Grot remembered that one moment, that horrible moment of scaling to the top of the enemy fort. Olek had dashed forward heroically and was seen from a distance at the front of the detachment. His drawn sabre was shaving with its blade cuttings of colourful proportion, his manly hand was seizing his flag-staff in a victorious grasp. Suddenly a flash came from the ramparts, a swirl of smoke jetted from the fort’s stronghold, a hellish explosion rocked the battlements. Olek reeled, wavered under the glimmering rainbow of the released sword, and tumbled down—on the threshold of battle plans, at the very moment of soldierly realizations, at the moment of reaching the goal….

His death affected Christopher badly. For many months Christopher Grot was laid up with malignant fever in a field hospital. Afterwards, he returned to civilian life a broken man. He abandoned his old ideas, his revolutionary concepts, his plans of conquest: he became an engine driver. He sensed the compromise, he understood the travesty, but he had no more strength left; he was content to deal in miniature. Soon the substitute ideal completely replaced the original one, covering with its narrow, dull framework the previously wide horizon: he now conquered space on a new, smaller scale. But he had entreated the railway authorities for only express rides—he never drove ordinary trains. In this manner, gaining in this terrain, he at least came closer to the original concept. He was intoxicated with a wild ride on far-spanning lines, dazed by the conquest of considerable distances within a short period of time.

But he could not stand return journeys; he detested the so-called tour-retour trips. Grot only liked speeding on to what was ahead of him—he loathed any repetitions. That is why he preferred to return to the inevitable point of departure by roundabout routes, by a line circular or elliptical, anything but the same one. He understood perfectly the deficiency of curves that revert back to themselves, he felt the unethicalness of these continually inbred roads, but was saved by the appearance of progressive motion; he had the illusion, at least, that he was going forward.
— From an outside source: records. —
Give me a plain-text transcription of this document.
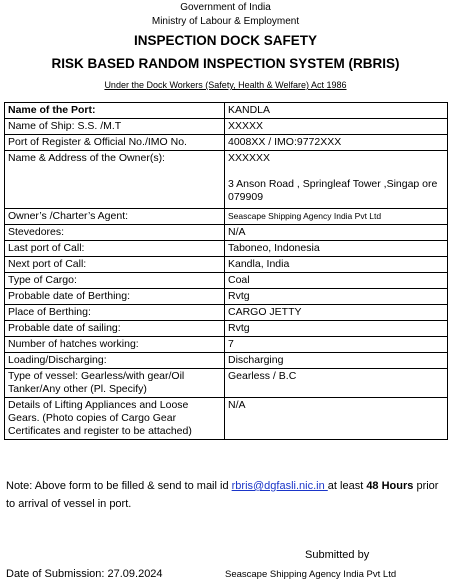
Government of India
Ministry of Labour & Employment
INSPECTION DOCK SAFETY
RISK BASED RANDOM INSPECTION SYSTEM (RBRIS)
Under the Dock Workers (Safety, Health & Welfare) Act 1986
Name of the Port:	KANDLA
Name of Ship: S.S. /M.T	XXXXX
Port of Register & Official No./IMO No.	4008XX / IMO:9772XXX
Name & Address of the Owner(s):	XXXXXX
3 Anson Road , Springleaf Tower ,Singap ore 079909

Owner’s /Charter’s Agent:	Seascape Shipping Agency India Pvt Ltd
Stevedores:	N/A
Last port of Call:	Taboneo, Indonesia
Next port of Call:	Kandla, India
Type of Cargo:	Coal
Probable date of Berthing:	Rvtg
Place of Berthing:	CARGO JETTY
Probable date of sailing:	Rvtg
Number of hatches working:	7
Loading/Discharging:	Discharging
Type of vessel: Gearless/with gear/Oil Tanker/Any other (Pl. Specify)	Gearless / B.C
Details of Lifting Appliances and Loose Gears. (Photo copies of Cargo Gear Certificates and register to be attached)	N/A
Note: Above form to be filled & send to mail id rbris@dgfasli.nic.in at least 48 Hours prior to arrival of vessel in port.
Submitted by
Date of Submission: 27.09.2024	Seascape Shipping Agency India Pvt Ltd
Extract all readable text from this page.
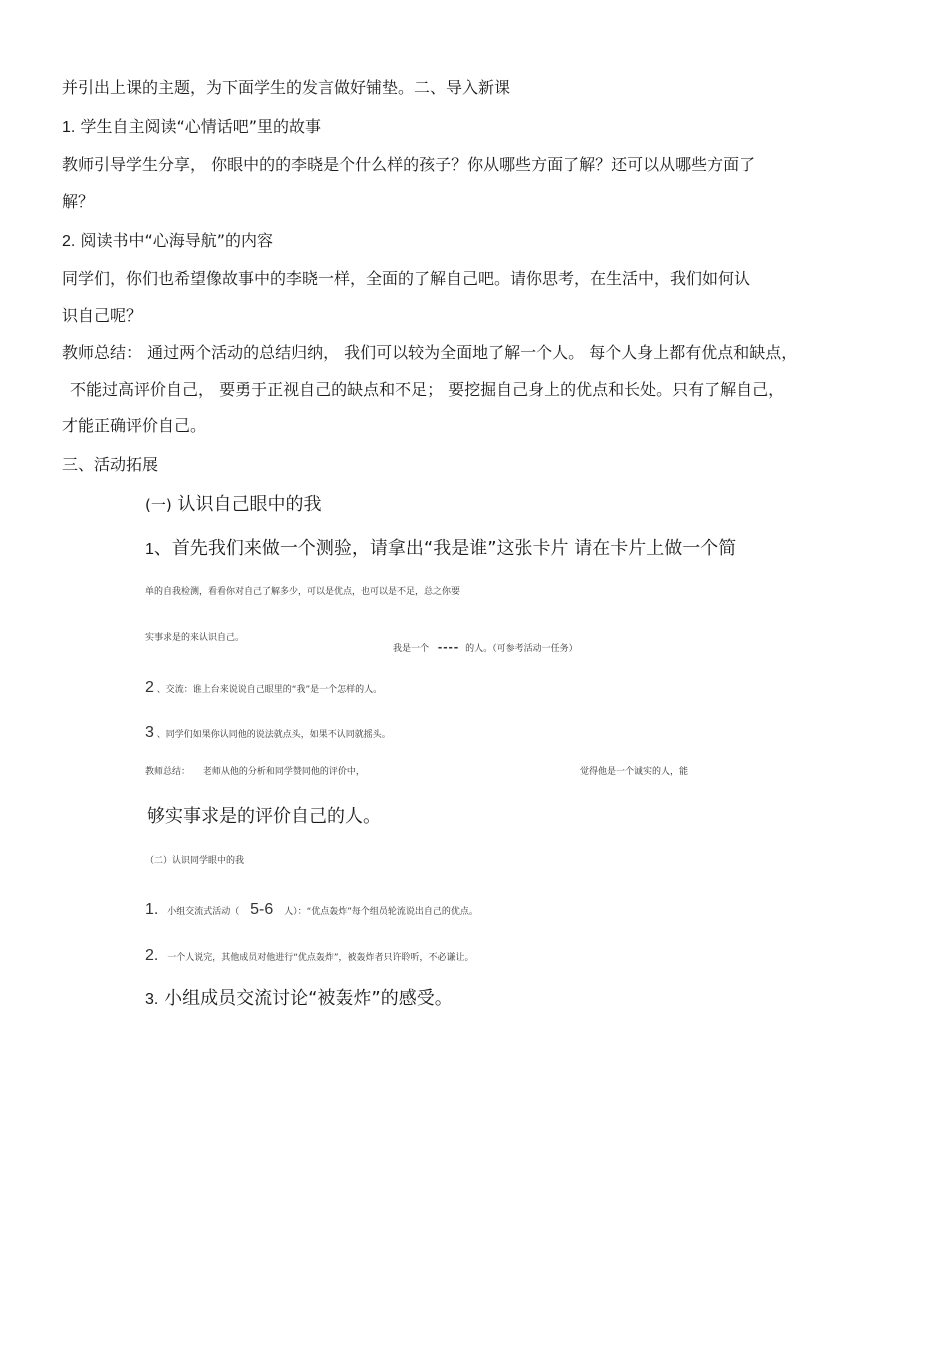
并引出上课的主题，为下面学生的发言做好铺垫。二、导入新课
1. 学生自主阅读“心情话吧”里的故事
教师引导学生分享， 你眼中的的李晓是个什么样的孩子？你从哪些方面了解？还可以从哪些方面了
解？
2. 阅读书中“心海导航”的内容
同学们，你们也希望像故事中的李晓一样，全面的了解自己吧。请你思考，在生活中，我们如何认
识自己呢？
教师总结： 通过两个活动的总结归纳， 我们可以较为全面地了解一个人。 每个人身上都有优点和缺点，
不能过高评价自己， 要勇于正视自己的缺点和不足； 要挖掘自己身上的优点和长处。只有了解自己，
才能正确评价自己。
三、活动拓展
(一) 认识自己眼中的我
1、首先我们来做一个测验，请拿出“我是谁”这张卡片 请在卡片上做一个简
单的自我检测，看看你对自己了解多少，可以是优点，也可以是不足，总之你要
实事求是的来认识自己。
我是一个 ---- 的人。（可参考活动一任务）
2 、交流：谁上台来说说自己眼里的“我”是一个怎样的人。
3 、同学们如果你认同他的说法就点头，如果不认同就摇头。
教师总结： 老师从他的分析和同学赞同他的评价中，	觉得他是一个诚实的人，能
够实事求是的评价自己的人。
（二）认识同学眼中的我
1. 小组交流式活动（ 5-6 人）：“优点轰炸”每个组员轮流说出自己的优点。
2. 一个人说完，其他成员对他进行“优点轰炸”，被轰炸者只许聆听，不必谦让。
3. 小组成员交流讨论“被轰炸”的感受。
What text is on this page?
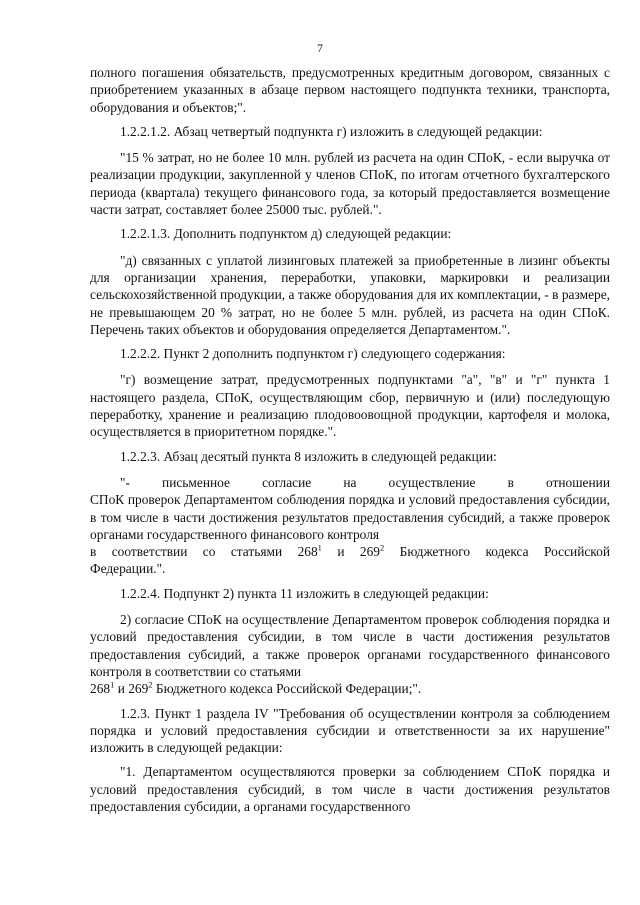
7

полного погашения обязательств, предусмотренных кредитным договором, связанных с приобретением указанных в абзаце первом настоящего подпункта техники, транспорта, оборудования и объектов;".

1.2.2.1.2. Абзац четвертый подпункта г) изложить в следующей редакции:

"15 % затрат, но не более 10 млн. рублей из расчета на один СПоК, - если выручка от реализации продукции, закупленной у членов СПоК, по итогам отчетного бухгалтерского периода (квартала) текущего финансового года, за который предоставляется возмещение части затрат, составляет более 25000 тыс. рублей.".

1.2.2.1.3. Дополнить подпунктом д) следующей редакции:

"д) связанных с уплатой лизинговых платежей за приобретенные в лизинг объекты для организации хранения, переработки, упаковки, маркировки и реализации сельскохозяйственной продукции, а также оборудования для их комплектации, - в размере, не превышающем 20 % затрат, но не более 5 млн. рублей, из расчета на один СПоК. Перечень таких объектов и оборудования определяется Департаментом.".

1.2.2.2. Пункт 2 дополнить подпунктом г) следующего содержания:

"г) возмещение затрат, предусмотренных подпунктами "а", "в" и "г" пункта 1 настоящего раздела, СПоК, осуществляющим сбор, первичную и (или) последующую переработку, хранение и реализацию плодовоовощной продукции, картофеля и молока, осуществляется в приоритетном порядке.".

1.2.2.3. Абзац десятый пункта 8 изложить в следующей редакции:

"- письменное согласие на осуществление в отношении
СПоК проверок Департаментом соблюдения порядка и условий предоставления субсидии, в том числе в части достижения результатов предоставления субсидий, а также проверок органами государственного финансового контроля
в соответствии со статьями $268^1$ и $269^2$ Бюджетного кодекса Российской
Федерации.".

1.2.2.4. Подпункт 2) пункта 11 изложить в следующей редакции:

2) согласие СПоК на осуществление Департаментом проверок соблюдения порядка и условий предоставления субсидии, в том числе в части достижения результатов предоставления субсидий, а также проверок органами государственного финансового контроля в соответствии со статьями
$268^1$ и $269^2$ Бюджетного кодекса Российской Федерации;".

1.2.3. Пункт 1 раздела IV "Требования об осуществлении контроля за соблюдением порядка и условий предоставления субсидии и ответственности за их нарушение" изложить в следующей редакции:

"1. Департаментом осуществляются проверки за соблюдением СПоК порядка и условий предоставления субсидий, в том числе в части достижения результатов предоставления субсидии, а органами государственного
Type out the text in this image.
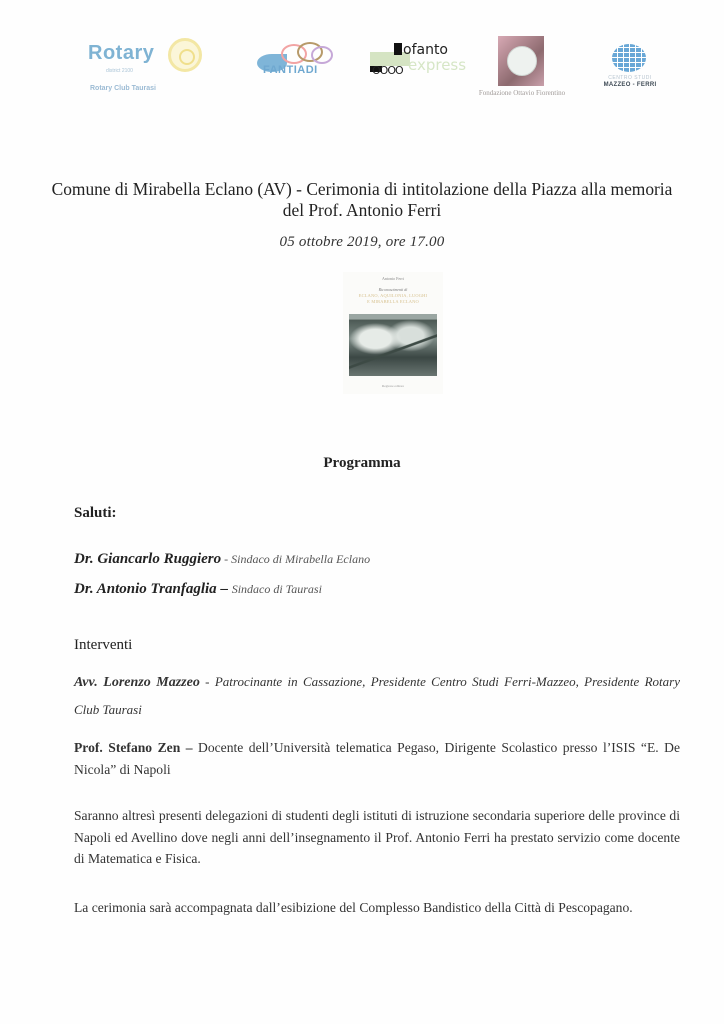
Rotary
district 2100
Rotary Club Taurasi
FANTIADI	OOOO
ofanto
express
Fondazione Ottavio Fiorentino
CENTRO STUDI
MAZZEO - FERRI
Comune di Mirabella Eclano (AV) - Cerimonia di intitolazione della Piazza alla memoria del Prof. Antonio Ferri
05 ottobre 2019, ore 17.00
Antonio Ferri
Riconoscimenti di
ECLANO, AQUILONIA, LUOGHI
E MIRABELLA ECLANO
Regione editore
Programma
Saluti:
Dr. Giancarlo Ruggiero - Sindaco di Mirabella Eclano
Dr. Antonio Tranfaglia – Sindaco di Taurasi
Interventi
Avv. Lorenzo Mazzeo - Patrocinante in Cassazione, Presidente Centro Studi Ferri-Mazzeo, Presidente Rotary Club Taurasi
Prof. Stefano Zen – Docente dell’Università telematica Pegaso, Dirigente Scolastico presso l’ISIS “E. De Nicola” di Napoli
Saranno altresì presenti delegazioni di studenti degli istituti di istruzione secondaria superiore delle province di Napoli ed Avellino dove negli anni dell’insegnamento il Prof. Antonio Ferri ha prestato servizio come docente di Matematica e Fisica.
La cerimonia sarà accompagnata dall’esibizione del Complesso Bandistico della Città di Pescopagano.
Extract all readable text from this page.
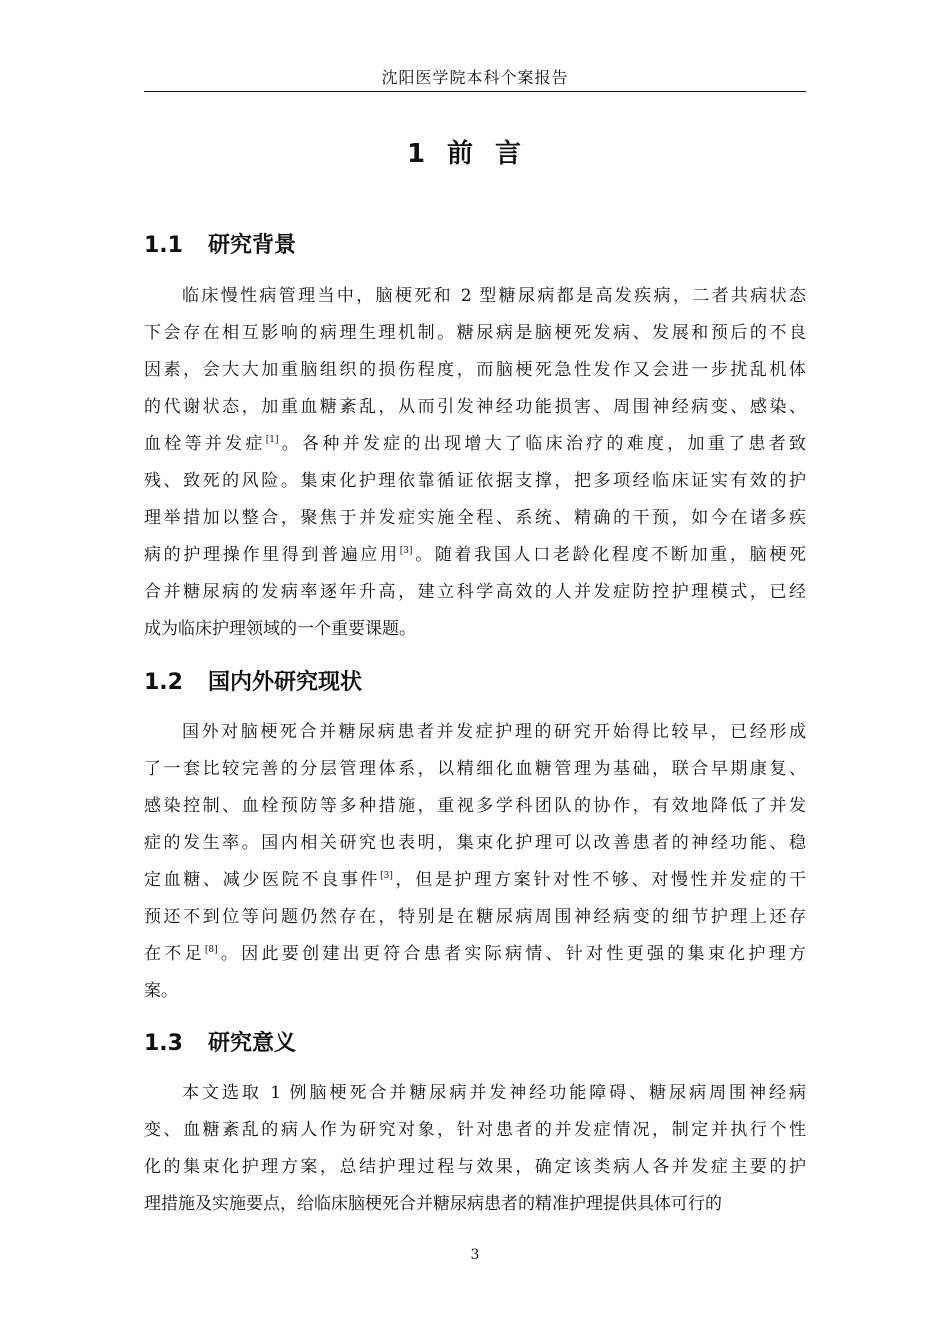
沈阳医学院本科个案报告
1 前言
1.1 研究背景
临床慢性病管理当中，脑梗死和 2 型糖尿病都是高发疾病，二者共病状态
下会存在相互影响的病理生理机制。糖尿病是脑梗死发病、发展和预后的不良
因素，会大大加重脑组织的损伤程度，而脑梗死急性发作又会进一步扰乱机体
的代谢状态，加重血糖紊乱，从而引发神经功能损害、周围神经病变、感染、
血栓等并发症[1]。各种并发症的出现增大了临床治疗的难度，加重了患者致
残、致死的风险。集束化护理依靠循证依据支撑，把多项经临床证实有效的护
理举措加以整合，聚焦于并发症实施全程、系统、精确的干预，如今在诸多疾
病的护理操作里得到普遍应用[3]。随着我国人口老龄化程度不断加重，脑梗死
合并糖尿病的发病率逐年升高，建立科学高效的人并发症防控护理模式，已经
成为临床护理领域的一个重要课题。
1.2 国内外研究现状
国外对脑梗死合并糖尿病患者并发症护理的研究开始得比较早，已经形成
了一套比较完善的分层管理体系，以精细化血糖管理为基础，联合早期康复、
感染控制、血栓预防等多种措施，重视多学科团队的协作，有效地降低了并发
症的发生率。国内相关研究也表明，集束化护理可以改善患者的神经功能、稳
定血糖、减少医院不良事件[3]，但是护理方案针对性不够、对慢性并发症的干
预还不到位等问题仍然存在，特别是在糖尿病周围神经病变的细节护理上还存
在不足[8]。因此要创建出更符合患者实际病情、针对性更强的集束化护理方
案。
1.3 研究意义
本文选取 1 例脑梗死合并糖尿病并发神经功能障碍、糖尿病周围神经病
变、血糖紊乱的病人作为研究对象，针对患者的并发症情况，制定并执行个性
化的集束化护理方案，总结护理过程与效果，确定该类病人各并发症主要的护
理措施及实施要点，给临床脑梗死合并糖尿病患者的精准护理提供具体可行的
3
For Grot’s ideal was a frenzied ride in a straight line, without deviations, without circulations, a breathless, insane ride without stops, the whirling rush of the engine into the distant bluish mist, a winged run into infinity.

Grot could not bear any type of goal. Since the time of his brother’s tragic death a particular psychic complex had developed within him: dread before any aim, before any type of end, any limit. With all his might he fell in love with the perpetuality of constantly going forward, the toil of reaching ahead.